8. The method according to claim 1, characterized in that, The step of performing root cause reasoning and updating the fault mode library based on the health indicators, the degradation trajectory data, the time-synchronized equipment status data, and the time-synchronized production operation data includes: Based on the health indicators, the degradation trajectory data, the time-synchronized equipment status data, and the time-synchronized production operation data, the root cause reasoning is performed by calling the causal relationship graph and / or rule base to obtain fault cause information; The fault cause information is associated with the corresponding feature patterns and / or the degradation trajectory data, and written into the fault pattern library.

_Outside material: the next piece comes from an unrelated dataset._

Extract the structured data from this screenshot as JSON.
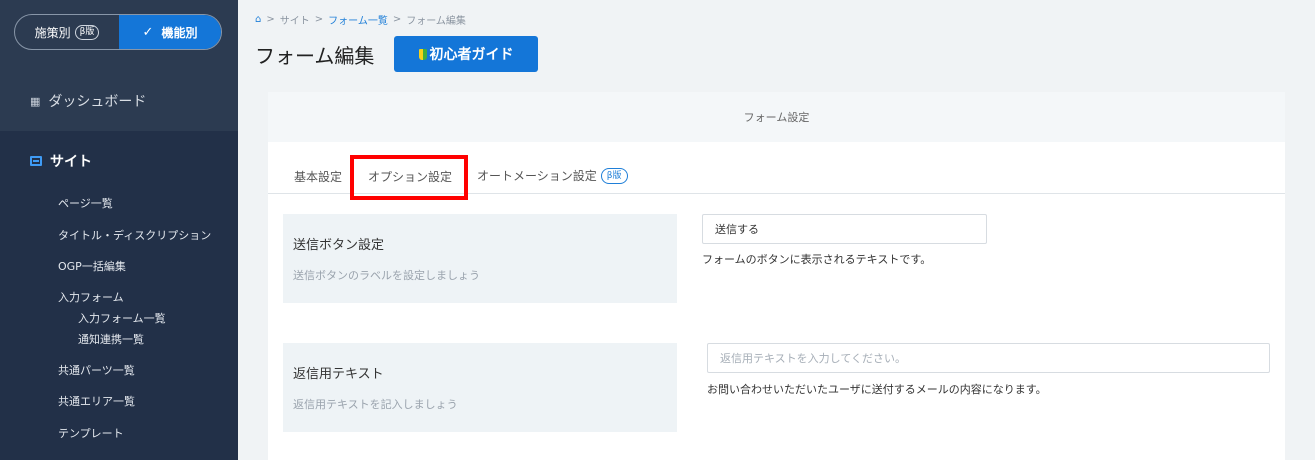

9. The method according to claim 1, characterized in that, The process of determining the risk level and outputting maintenance instructions based on the health indicators includes: Based on preset risk grading rules, the health indicators are mapped to the risk levels; The maintenance instruction is generated based on the risk level.
10. The method according to claim 1, characterized in that, The step of updating at least one of the following based on the maintained operational data: the digital twin model, the health indicators, the fault mode library, and the fault injection strategy corresponding to the virtual fault injection, includes: When updating the digital twin model, the model parameters of the digital twin model are iteratively updated again based on the maintained running data; When updating the health indicators, the feature set, weighted fusion parameters and / or normalization parameters used to generate the health indicators are adjusted based on the maintenance-post-operation data. When updating the fault mode library, feature patterns are extracted based on the post-maintenance operation data and then associated with the fault cause information obtained by root cause reasoning before being updated to the fault mode library. When the fault injection strategy is updated, the preset reward function parameters and / or policy parameters of the reinforcement learning agent are updated based on the post-maintenance running data.